Marriage is not indissoluble because of canon or civil law; marriage is indissoluble by natural law. Marriage was an irrevocable bond between a man and a woman long before Abraham, Moses, or Jesus Christ came along. The marriage bond is naturally and universally unbreakable to insure the emotional and physical support of both spouses and of their children. The clear good of the family unit demanded that marriage be a permanent institution altered only by death or by the children’s adulthood. (A glance at today’s fractured society justifies this ancient and perennial wisdom.)

Marriage is by its nature oriented toward the continuation of the human species. Clearly, much more often than not, marriage down through the centuries has meant children. The married couple, whether they know it or not, are nature’s instruments for extending human kind. By nature the married couple must cooperate in what civilization has instinctively determined to be the greater good: the enrichment of the human race. While infertility has sometimes frustrated nature’s design, fertility has much more often been the delight and the duty of the married couple. The clear good of society demands children. (Zero population growth is today a lament of the Western nations.)

The time-honored triple foundation stones of marriage are indissolubility, complementarity and pro-creativity. Two of these natural marital bases, indissolubility and pro-creativity, are already severely dislodged in the Western world. Since marriage is rooted in nature, not in civil law, civil divorce is itself a violation of the natural law. Marriage is naturally permanent. Certainly no-fault divorce is the ultimate insult to the natural permanence of marriage.

Today boredom is sufficient reason under civil law to renounce one’s marriage vows. In all honesty, “til death do us part” should be stricken from the civil marriage formula since the states have no intention of honoring the phrase and, in fact, cannot enforce it since individual rights rather than the common good are now the supreme law of the land.

Contraception in its many forms – abortion, tubal ligation, vasectomy, the pill, condoms, uterine devices, salves, jellies, and patches – have been universally declared legal by American courts many times over the last half century. Once again the civil law negates the natural law by making procreation a matter of individual rights rather than an obligation toward society. Certainly responsible parenthood allows a couple to embrace effective family planning methods, but such measures must employ rather than frustrate nature’s designs.

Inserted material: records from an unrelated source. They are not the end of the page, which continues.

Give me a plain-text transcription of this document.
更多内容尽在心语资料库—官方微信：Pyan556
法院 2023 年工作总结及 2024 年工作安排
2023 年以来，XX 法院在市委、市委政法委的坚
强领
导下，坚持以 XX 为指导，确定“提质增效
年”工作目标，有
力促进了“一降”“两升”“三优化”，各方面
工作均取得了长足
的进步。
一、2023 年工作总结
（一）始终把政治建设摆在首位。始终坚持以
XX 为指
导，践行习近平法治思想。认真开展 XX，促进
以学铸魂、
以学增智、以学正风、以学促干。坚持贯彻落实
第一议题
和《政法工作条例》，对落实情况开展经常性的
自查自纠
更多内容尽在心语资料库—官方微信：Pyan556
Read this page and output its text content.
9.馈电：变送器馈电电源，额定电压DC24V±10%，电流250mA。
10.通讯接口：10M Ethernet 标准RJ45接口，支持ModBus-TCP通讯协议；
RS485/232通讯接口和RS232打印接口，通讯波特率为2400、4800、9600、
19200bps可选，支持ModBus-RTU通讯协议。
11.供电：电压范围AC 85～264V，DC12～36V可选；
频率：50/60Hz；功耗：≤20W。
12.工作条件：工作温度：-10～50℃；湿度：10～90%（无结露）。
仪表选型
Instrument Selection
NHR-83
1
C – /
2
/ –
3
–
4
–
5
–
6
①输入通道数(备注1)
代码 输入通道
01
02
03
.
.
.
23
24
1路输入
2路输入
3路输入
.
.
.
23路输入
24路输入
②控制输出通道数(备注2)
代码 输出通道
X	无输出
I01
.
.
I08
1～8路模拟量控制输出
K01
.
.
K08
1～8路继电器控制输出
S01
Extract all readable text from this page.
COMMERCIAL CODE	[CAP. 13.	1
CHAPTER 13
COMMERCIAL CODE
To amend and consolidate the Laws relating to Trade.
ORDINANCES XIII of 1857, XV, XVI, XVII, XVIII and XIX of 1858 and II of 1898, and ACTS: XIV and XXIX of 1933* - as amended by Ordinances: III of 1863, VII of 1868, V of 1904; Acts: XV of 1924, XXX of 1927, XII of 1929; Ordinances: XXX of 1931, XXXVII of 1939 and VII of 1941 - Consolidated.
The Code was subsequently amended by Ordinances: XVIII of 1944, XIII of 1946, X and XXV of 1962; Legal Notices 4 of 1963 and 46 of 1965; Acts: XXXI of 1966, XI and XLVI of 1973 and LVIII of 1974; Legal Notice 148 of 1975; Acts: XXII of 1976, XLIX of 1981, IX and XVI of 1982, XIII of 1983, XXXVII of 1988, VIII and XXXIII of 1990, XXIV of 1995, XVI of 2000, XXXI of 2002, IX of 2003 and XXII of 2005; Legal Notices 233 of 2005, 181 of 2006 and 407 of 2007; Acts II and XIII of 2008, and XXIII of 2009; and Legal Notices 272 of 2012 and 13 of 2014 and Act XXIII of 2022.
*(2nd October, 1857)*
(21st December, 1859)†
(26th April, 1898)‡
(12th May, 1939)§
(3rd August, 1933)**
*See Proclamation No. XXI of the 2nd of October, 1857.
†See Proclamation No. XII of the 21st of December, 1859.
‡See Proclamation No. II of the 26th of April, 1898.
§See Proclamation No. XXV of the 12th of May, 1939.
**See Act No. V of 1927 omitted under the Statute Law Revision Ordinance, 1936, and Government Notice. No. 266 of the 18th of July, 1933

So, on the flimsy grounds of individual preference and in complete defiance of the natural law, American law courts have already dismissed indissolubility and pro-creativity as integral to marriage. It will be interesting to see on what possible grounds American jurisprudence can continue to insist that marriage is solely between one man and one woman. Citing the natural law would be grossly inconsistent with the past century’s decisions. Still, not citing the natural law would mean that from now on all marital interaction is declared random, unpredictable, even impulsive – which is exactly what secular American society favors.